If Boeing had done so, now that the 787 program is running smoothly, it would have reaped the benefit of providing spares for the parts of the airplane that are still supplied by that partner.

That way of thinking clearly provides an incentive for Boeing to keep more work in-house on future aircraft, rather than outsourcing.

Yet for now, McAllister keeps the plan for the next new airplane close and offers no guarantees.

After a steady decline in local Boeing employment, with more than 20,000 jobs cut in the last five years, he remains noncommittal on where employment here is headed in the near term.

“Employment will come out in some (work) areas, and go up in others,” he said.

McAllister is certainly impressed by the local workforce’s productivity efforts, which he said allow Boeing to sell more airplanes and so to add more jobs.
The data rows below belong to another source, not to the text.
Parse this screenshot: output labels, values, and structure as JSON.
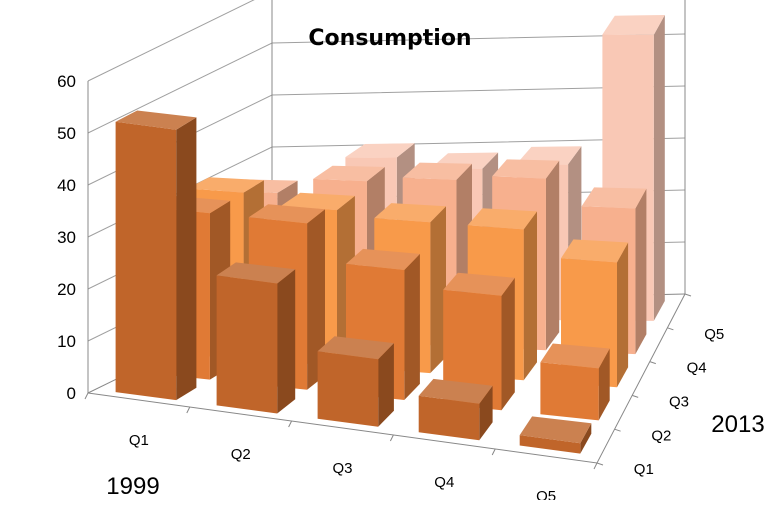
{
  "chart_data": {
    "type": "bar",
    "title": "Consumption",
    "corner_labels": [
      "1999",
      "2013"
    ],
    "categories": [
      "Q1",
      "Q2",
      "Q3",
      "Q4",
      "Q5"
    ],
    "depth_categories": [
      "Q1",
      "Q2",
      "Q3",
      "Q4",
      "Q5"
    ],
    "yticks": [
      0,
      10,
      20,
      30,
      40,
      50,
      60
    ],
    "ylim": [
      0,
      60
    ],
    "grid": true,
    "series": [
      {
        "values": [
          52,
          25,
          13,
          7,
          2
        ],
        "color": "#C0652A"
      },
      {
        "values": [
          32,
          32,
          25,
          22,
          10
        ],
        "color": "#E07A35"
      },
      {
        "values": [
          32,
          30,
          29,
          29,
          24
        ],
        "color": "#F89A4A"
      },
      {
        "values": [
          28,
          31,
          32,
          33,
          28
        ],
        "color": "#F7B08E"
      },
      {
        "values": [
          20,
          31,
          29,
          30,
          55
        ],
        "color": "#F9C8B5"
      }
    ]
  }
}
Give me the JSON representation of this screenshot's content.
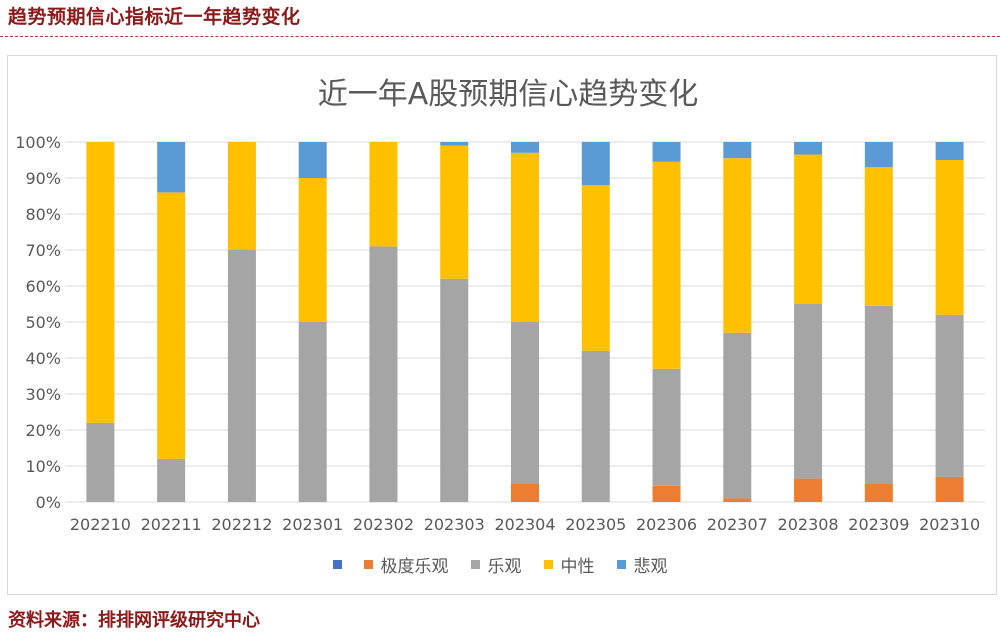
{
  "header": {
    "title": "趋势预期信心指标近一年趋势变化"
  },
  "footer": {
    "source": "资料来源：排排网评级研究中心"
  },
  "chart_data": {
    "type": "bar",
    "stacked": true,
    "title": "近一年A股预期信心趋势变化",
    "ylim": [
      0,
      100
    ],
    "yticks": [
      "0%",
      "10%",
      "20%",
      "30%",
      "40%",
      "50%",
      "60%",
      "70%",
      "80%",
      "90%",
      "100%"
    ],
    "grid": true,
    "legend_position": "bottom",
    "categories": [
      "202210",
      "202211",
      "202212",
      "202301",
      "202302",
      "202303",
      "202304",
      "202305",
      "202306",
      "202307",
      "202308",
      "202309",
      "202310"
    ],
    "series": [
      {
        "name": "",
        "color": "#4472c4",
        "values": [
          0,
          0,
          0,
          0,
          0,
          0,
          0,
          0,
          0,
          0,
          0,
          0,
          0
        ]
      },
      {
        "name": "极度乐观",
        "color": "#ed7d31",
        "values": [
          0,
          0,
          0,
          0,
          0,
          0,
          5,
          0,
          4.5,
          1,
          6.5,
          5,
          7
        ]
      },
      {
        "name": "乐观",
        "color": "#a5a5a5",
        "values": [
          22,
          12,
          70,
          50,
          71,
          62,
          45,
          42,
          32.5,
          46,
          48.5,
          49.5,
          45
        ]
      },
      {
        "name": "中性",
        "color": "#ffc000",
        "values": [
          78,
          74,
          30,
          40,
          29,
          37,
          47,
          46,
          57.5,
          48.5,
          41.5,
          38.5,
          43
        ]
      },
      {
        "name": "悲观",
        "color": "#5b9bd5",
        "values": [
          0,
          14,
          0,
          10,
          0,
          1,
          3,
          12,
          5.5,
          4.5,
          3.5,
          7,
          5
        ]
      }
    ]
  }
}
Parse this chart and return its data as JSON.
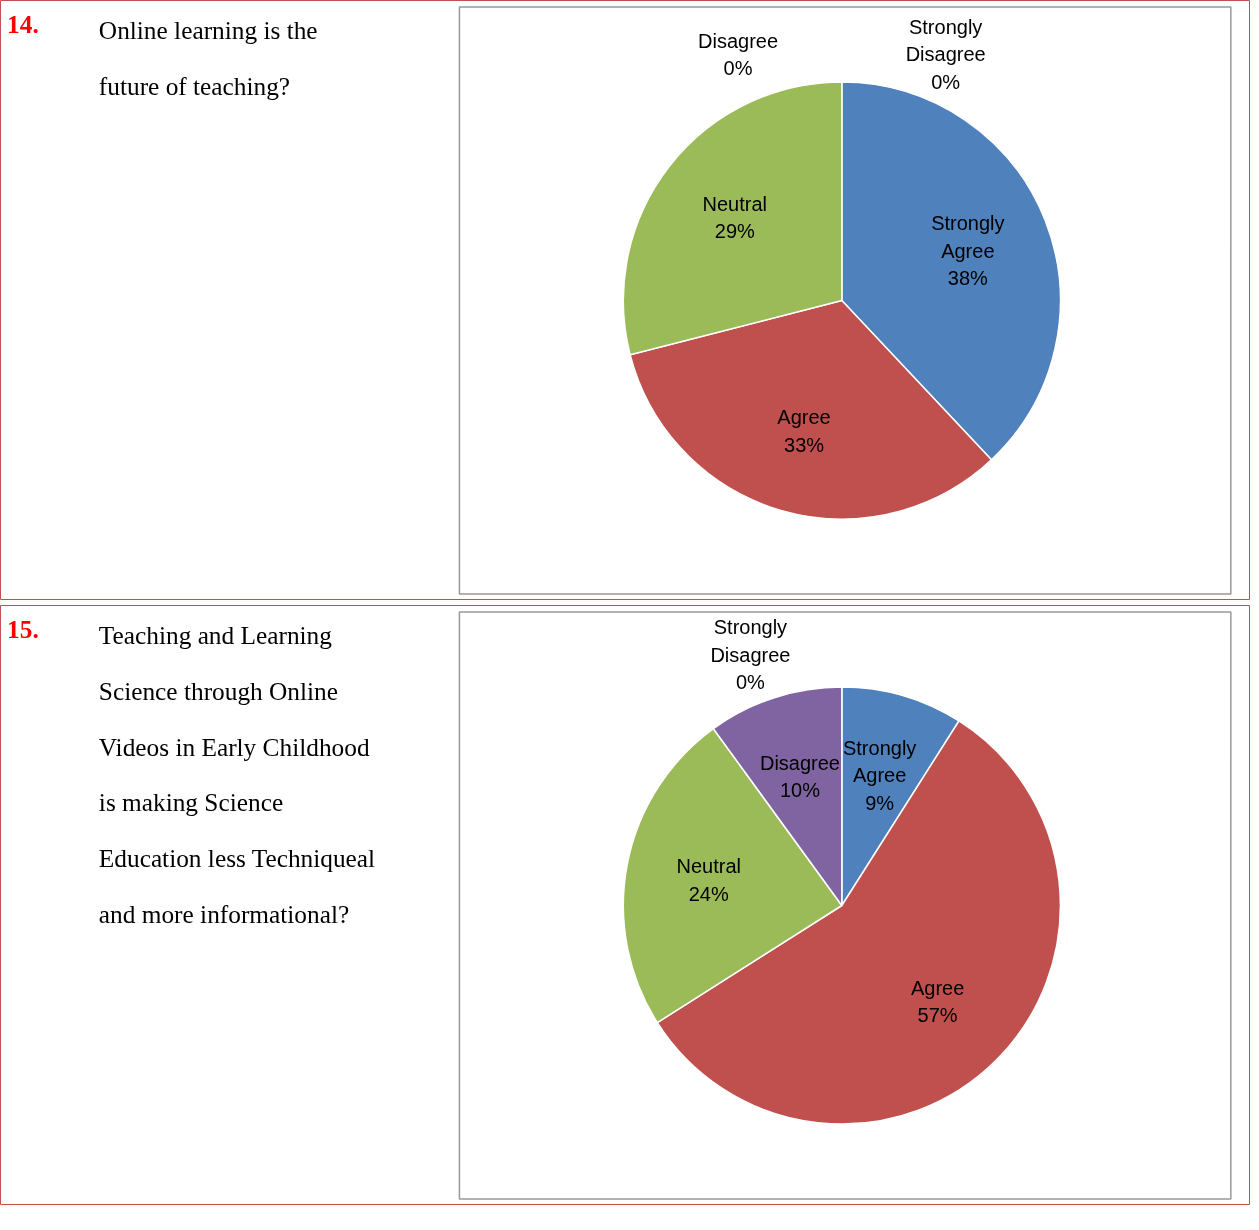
{
  "chart_data": [
    {
      "type": "pie",
      "title": "Online learning is the future of teaching?",
      "annotations": [
        "14."
      ],
      "categories": [
        "Strongly Agree",
        "Agree",
        "Neutral",
        "Disagree",
        "Strongly Disagree"
      ],
      "values": [
        38,
        33,
        29,
        0,
        0
      ],
      "value_labels": [
        "38%",
        "33%",
        "29%",
        "0%",
        "0%"
      ],
      "colors": [
        "#4f81bd",
        "#c0504d",
        "#9bbb59",
        "#8064a2",
        "#4bacc6"
      ]
    },
    {
      "type": "pie",
      "title": "Teaching and Learning Science through Online Videos in Early Childhood is making Science Education less Techniqueal and more informational?",
      "annotations": [
        "15."
      ],
      "categories": [
        "Strongly Agree",
        "Agree",
        "Neutral",
        "Disagree",
        "Strongly Disagree"
      ],
      "values": [
        9,
        57,
        24,
        10,
        0
      ],
      "value_labels": [
        "9%",
        "57%",
        "24%",
        "10%",
        "0%"
      ],
      "colors": [
        "#4f81bd",
        "#c0504d",
        "#9bbb59",
        "#8064a2",
        "#4bacc6"
      ]
    }
  ]
}
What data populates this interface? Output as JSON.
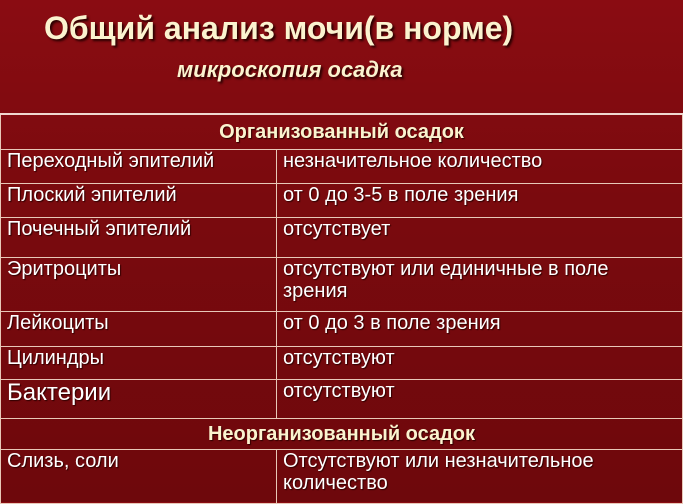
{
  "title": "Общий анализ мочи(в норме)",
  "subtitle": "микроскопия осадка",
  "sections": [
    {
      "heading": "Организованный осадок",
      "rows": [
        {
          "name": "Переходный эпителий",
          "value": "незначительное количество"
        },
        {
          "name": "Плоский эпителий",
          "value": "от 0 до 3-5 в поле зрения"
        },
        {
          "name": "Почечный эпителий",
          "value": "отсутствует"
        },
        {
          "name": "Эритроциты",
          "value": "отсутствуют или единичные в поле зрения"
        },
        {
          "name": "Лейкоциты",
          "value": "от 0 до 3 в поле зрения"
        },
        {
          "name": "Цилиндры",
          "value": "отсутствуют"
        },
        {
          "name": "Бактерии",
          "value": "отсутствуют"
        }
      ]
    },
    {
      "heading": "Неорганизованный осадок",
      "rows": [
        {
          "name": "Слизь, соли",
          "value": "Отсутствуют или незначительное количество"
        }
      ]
    }
  ]
}
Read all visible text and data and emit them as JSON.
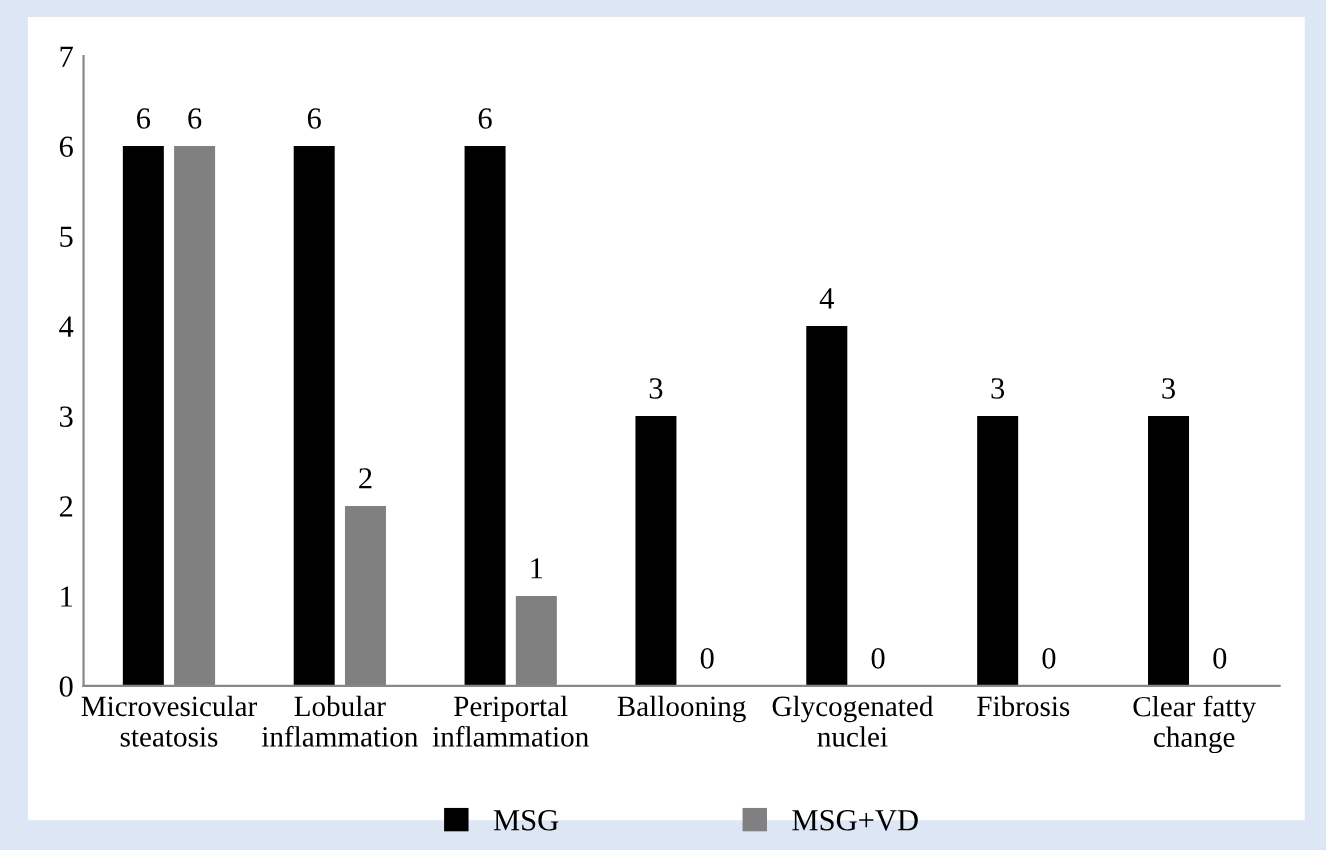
{
  "chart_data": {
    "type": "bar",
    "categories": [
      "Microvesicular\nsteatosis",
      "Lobular\ninflammation",
      "Periportal\ninflammation",
      "Ballooning",
      "Glycogenated\nnuclei",
      "Fibrosis",
      "Clear fatty\nchange"
    ],
    "series": [
      {
        "name": "MSG",
        "color": "#000000",
        "values": [
          6,
          6,
          6,
          3,
          4,
          3,
          3
        ]
      },
      {
        "name": "MSG+VD",
        "color": "#808080",
        "values": [
          6,
          2,
          1,
          0,
          0,
          0,
          0
        ]
      }
    ],
    "ylim": [
      0,
      7
    ],
    "yticks": [
      0,
      1,
      2,
      3,
      4,
      5,
      6,
      7
    ],
    "grid": false,
    "legend": "bottom",
    "data_labels": true
  }
}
He marvels at the huge automation projects that have been completed on the 737 line in Renton without a pause in the accelerating production rates there, even as the new model 737 MAX was simultaneously introduced.

And though the latest robotic technology being introduced in Everett for the 777X has run into problems, he says engineers are fixing them as they go.

“We are going through the biggest industrial transformation in the company,” McAllister said. “When you take on things of that scale, you encounter tough challenges, and we’ve had them. But we’re getting through them.

“When we have issues, we swarm at them early,” he said.

He pointed to those enormous local investments, in the automation of production in Renton and especially the $1 billion-plus 777X wing fabrication center in Everett, by way of long-term reassurance.

“When we invest in a factory, it’s for an airplane with a 20-year life cycle. These are big-footprint investments in the future,” McAllister said. “We have invested more in the Puget Sound than anyplace else in the world.”